Светлый голос в сердце мне струился:
"Милый мальчик, помнишь, как зимой
В женской зоне ты у нас трудился,
Печь топил, да бегал за водой?
А когда была я уж на воле,
Ты под сопкой мерзлоту долбил;
В ямке той похоронил мой Коля
Томочку, которую любил.
Горькую судьба дала нам чашу.
А меня ты помнишь хоть чуток?"
Все во мне воскресло, а Наташу
Силился припомнить, но не мог.
Мог ли я ее тогда приметить,
Если каждый день рычал конвой:
"Не попробуй бабу близко встретить,
Тут же враз ответишь головой!"
И теперь за вечер своевольный,
Если до начальства слух дойдет,
Будут бить на вахте долго, больно
И конвой усиленный прижмет.
И сквозь эту мрачную тревогу
Я сказал: "Не помню я тебя...
Извините, мне пора в дорогу,
От души спасибо вам, друзья".
Пьяная гулюшка сонно млела,
Бородач кивнул мне належу.
А Наташа высказалась смело:
"Я тебя немножко провожу".
На бульвары-чары Магадана
Наплывал туманец от реки.
Как-то ненавязчиво и странно
Развязались наши языки.
"Бородач - твой муле?" — "Гуляка грешный,
На счету девятая стою".
"А тебя-то любит он?" - "Конечно".
"А тебе-то мил?" — "И я люблю".
"Староват, пожалуй". - "Это с виду,
Только пятьдесят за бородой".
"Вдруг изменит?" - "За другого выйду,
Вон Кондрат, красивый, молодой".
"О, я тоже знаю, кто на свете
Самый красотенный человек.
Я его случайно нынче встретил —
В памяти останется на век.
У него, как небо, сини очи,
На щеках — румяный свет зари,
Волосы темнее темной ночи.
Может, знаешь имя — назови".
Поняла Наташа, засмеялась,
Смех ее ~ журчанье вешних струй,
Трепетно ко мне она прижалась,
Неясный подарила поцелуй.
Несколько восторженных мгновений
Я держал головку у груди,
А она шептала: "Будет время,
Не стесняйся, в гости приходи".
Я пришел... спустя четыре года.
Все же тот веселый вечерок
Подарил мне новую невзгоду:
Увезли в тайгу, добавив срок.
И весной, изведав муки ада,
Для свободы чудом уцелев,
Я пришел туда, где быть мне надо,
И... остановился, обомлев.
Вместо дома предо мною яма
С синевато-мутною водой,
Грязь и мусор.
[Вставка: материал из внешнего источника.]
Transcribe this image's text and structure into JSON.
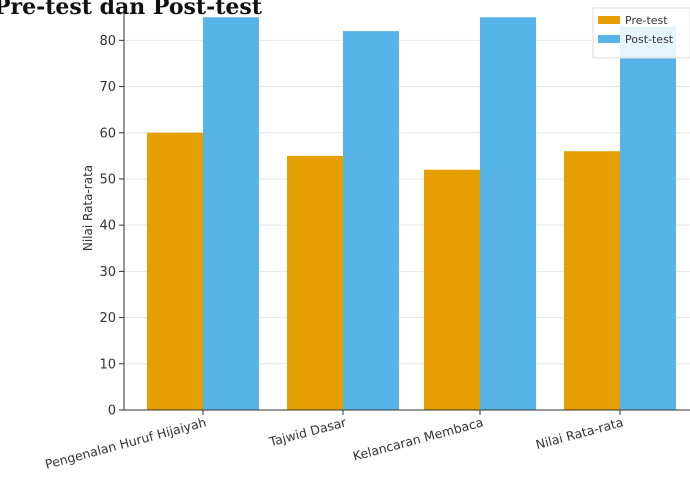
{
  "chart_data": {
    "type": "bar",
    "title": "Pre-test dan Post-test",
    "xlabel": "",
    "ylabel": "Nilai Rata-rata",
    "categories": [
      "Pengenalan Huruf Hijaiyah",
      "Tajwid Dasar",
      "Kelancaran Membaca",
      "Nilai Rata-rata"
    ],
    "series": [
      {
        "name": "Pre-test",
        "values": [
          60,
          55,
          52,
          56
        ],
        "color": "#E69F00"
      },
      {
        "name": "Post-test",
        "values": [
          85,
          82,
          85,
          83
        ],
        "color": "#56B4E9"
      }
    ],
    "y_ticks": [
      "0",
      "10",
      "20",
      "30",
      "40",
      "50",
      "60",
      "70",
      "80"
    ],
    "ylim": [
      0,
      87
    ],
    "grid": true,
    "legend_position": "top-right"
  }
}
А за кучей хлама
Новый дом, красивый и большой.
Ни души поблизости не видно,
Плотно дверь закрыта на крыльцо,
Только из окошка любопытно
Смотрит чье-то смуглое лицо.
Неторопко подхожу поближе,
И тепло становится в груди:
«Добрый день, Кондрат! Тебя ли вижу?»
Парень улыбается: "Входи".
Смутное предчувствие явилось,
Лишь пустынный зал увидел я,
И само собою напросилось:
"Где же все товарищи-друзья?"
"Ай, дружок, недаром мать сказала:
"Жизнь у нас - то радуйся, то плачь".
Что дала, за то и наказала,
А всему начало - бородач".
"Что же с ним?" - "Решетка, да параша,
За язык воткнули десять лет..."
"А Наташа, где его Наташа?"
"И Наташи тоже больше нет.
Как ушел Колян на "новоселье",
Шибко запечалилась она:
Ведь любовь, известно, не в веселье –
В горе по-серьезному видна.
Николай-бедняга умер вскоре,
В лагере, сам знаешь, каково.
А она, бывало, в разговоре
Плачет: "Свет не мил мне без него".
Превратилась в белую цыганку,
Вся седая, бледная лицом.
Ну и вот... с моста да в Магаданку...
Далеко нашли ее потом".
Тяжело вздохнул Кондрат, и слезы
В сдержанных рыданьях потекли.
В тот же вечер мы купили розы
И вдвоем на кладбище пошли.
Вспоминал я тот далекий вечер
И один терзал меня вопрос:
Для того ль имел я радость встречи,
Чтоб испить за это горечь слез?
Неужели в этом мудрость жизни?
Неужели в этом нам урок:
Ищем блага в грешной дешевизне,
А итог — могильный холодок.
Душу надпись обожгла, как пламя:
"Спи спокойно, все к тебе придем".
Бугорок под алыми цветами
Поминальным запылал огнем.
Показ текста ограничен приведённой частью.